Ensuite il la met en scène, la justifie et la glorifie. Il fallait qu’il fût à lui seul toute la résistance. Il ne s’est employé pendant toute l’occupation, à Londres d’abord, puis à Alger, qu’à cette fin personnelle. Son dessein était de se constituer une légitimité qui ne fût due effectivement qu’à lui seul et qui lui assurât le pouvoir politique, son unique but et à la vérité son unique souci. Au nom de la France qu’il prétendait incarner dans un moment tragique, il ne fit pas la guerre à l’Allemagne ; il utilisait les gens qui lui faisaient confiance à cet effet, ce qui lui procura ainsi une flatteuse couverture. Si ses actes, sa stratégie, ses décisions tactiques, ses discours même sont examinés comme il convient et replacés dans leur contexte en dehors de la légende, il apparaît à l’évidence que de 1940 à 1945 toute son énergie ne fut consacrée qu’à délégitimer les autorités françaises, toutes les autorités, politiques, administratives, militaires et même religieuses, et exclusivement françaises, pour mieux revendiquer l’autorité suprême qui devait dans son imagination lui échoir en tant que telle en raison d’une légitimité personnelle antérieure et supérieure que l’événement, à savoir la défaite, avait en fait révélée. L’ennemi s’appelait Pétain, Giraud, Darlan, même Juin, même de Lattre, bref tout concurrent potentiel, et non pas Hitler ni l’Allemagne. D’où toutes ses manœuvres, surtout à partir de 1942 pour récupérer à son profit toute la gloire de la libération et tous les instruments politiques pratiques de la domination de la situation.

Il laissait les Giraud, les Juin, les vrais défenseurs de la patrie, l’armée de Weygand et tous les volontaires d’Afrique du Nord, de l’Empire ou venus de métropole, partir à la reconquête du territoire. Lui, s’en gardait bien. Il faisait même tout pour les gêner par en-dessous dans leur stratégie, arrêtant Juin en Italie dans sa course vers la victoire. Il ne s’occupait, quant à lui, que de nouer les fils de sa politique personnelle. Sans tirer d’autres coups de feu que contre des Français. Ceux qui l’ont le mieux compris s’appellent Churchill et Roosevelt : ils savaient à quel personnage ils avaient à faire. Leur correspondance en parle savamment.

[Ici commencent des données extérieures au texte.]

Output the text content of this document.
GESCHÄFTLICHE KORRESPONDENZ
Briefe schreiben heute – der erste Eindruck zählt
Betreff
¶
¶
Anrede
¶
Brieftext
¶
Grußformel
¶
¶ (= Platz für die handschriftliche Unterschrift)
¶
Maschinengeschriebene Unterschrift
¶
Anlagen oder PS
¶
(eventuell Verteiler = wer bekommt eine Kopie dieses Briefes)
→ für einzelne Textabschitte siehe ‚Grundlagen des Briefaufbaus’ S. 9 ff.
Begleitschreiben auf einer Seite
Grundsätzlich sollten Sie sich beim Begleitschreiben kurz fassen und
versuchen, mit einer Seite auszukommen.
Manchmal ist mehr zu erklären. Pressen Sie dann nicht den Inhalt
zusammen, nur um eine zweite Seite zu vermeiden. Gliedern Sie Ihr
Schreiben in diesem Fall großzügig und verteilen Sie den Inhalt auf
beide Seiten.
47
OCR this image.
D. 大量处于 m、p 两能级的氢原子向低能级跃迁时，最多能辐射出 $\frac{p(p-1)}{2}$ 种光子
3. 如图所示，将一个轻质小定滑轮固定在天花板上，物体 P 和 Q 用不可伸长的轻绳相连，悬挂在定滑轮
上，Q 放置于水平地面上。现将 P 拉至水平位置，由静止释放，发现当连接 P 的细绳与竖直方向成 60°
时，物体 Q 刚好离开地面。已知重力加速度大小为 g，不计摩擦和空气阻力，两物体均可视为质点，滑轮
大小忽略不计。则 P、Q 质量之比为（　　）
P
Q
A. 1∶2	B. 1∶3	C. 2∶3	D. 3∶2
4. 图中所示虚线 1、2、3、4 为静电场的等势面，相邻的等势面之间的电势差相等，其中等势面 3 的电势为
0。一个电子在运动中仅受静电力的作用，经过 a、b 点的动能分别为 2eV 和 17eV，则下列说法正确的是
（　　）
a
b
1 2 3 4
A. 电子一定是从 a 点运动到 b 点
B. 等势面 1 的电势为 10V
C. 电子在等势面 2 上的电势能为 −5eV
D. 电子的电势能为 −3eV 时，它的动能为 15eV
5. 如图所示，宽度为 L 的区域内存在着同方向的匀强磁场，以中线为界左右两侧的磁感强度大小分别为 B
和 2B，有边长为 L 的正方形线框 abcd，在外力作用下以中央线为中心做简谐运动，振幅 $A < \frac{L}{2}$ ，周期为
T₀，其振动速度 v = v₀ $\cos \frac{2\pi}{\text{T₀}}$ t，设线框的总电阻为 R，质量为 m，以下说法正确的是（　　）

Jacques Boncompain après avoir écrit Je brûlerai ma gloire, cet ouvrage décisif qui réhabilite la mémoire du maréchal Pétain en montrant comment cet homme s’est offert en 1940 pour tenter d’atténuer les malheurs de la France vaincue, poursuit son œuvre en publiant, comme une sorte de second tome, La tragédie du Maréchal. L’auteur, spécialiste de la période et qui a étudié au plus près les dossiers de l’épuration, en particulier dans la presse et la littérature, reprend l’ensemble de la question Pétain-De Gaulle. Le lecteur s’aperçoit qu’au vu des pièces du procès, c’est De Gaulle qui devrait être condamné pour son comportement inadmissible autant qu’illégal. Il ne servait pas les intérêts de la France, il poursuivait son œuvre personnelle d’élimination de tous ceux qui s’opposaient à son accession au pouvoir. Avec une vindicte terrible et souvent meurtrière, y compris contre ses frères d’armes.

Jacques Boncompain analyse en contrepoint le procès du Maréchal dont pas une accusation ne tient en réalité devant un esprit juste et droit. Mais il était jugé par des ennemis – on saura même comment par une indiscrétion – et pour satisfaire la vengeance gaulliste et communiste. De Gaulle refusa toute possibilité d’accord qui eût mis fin à une querelle intestine.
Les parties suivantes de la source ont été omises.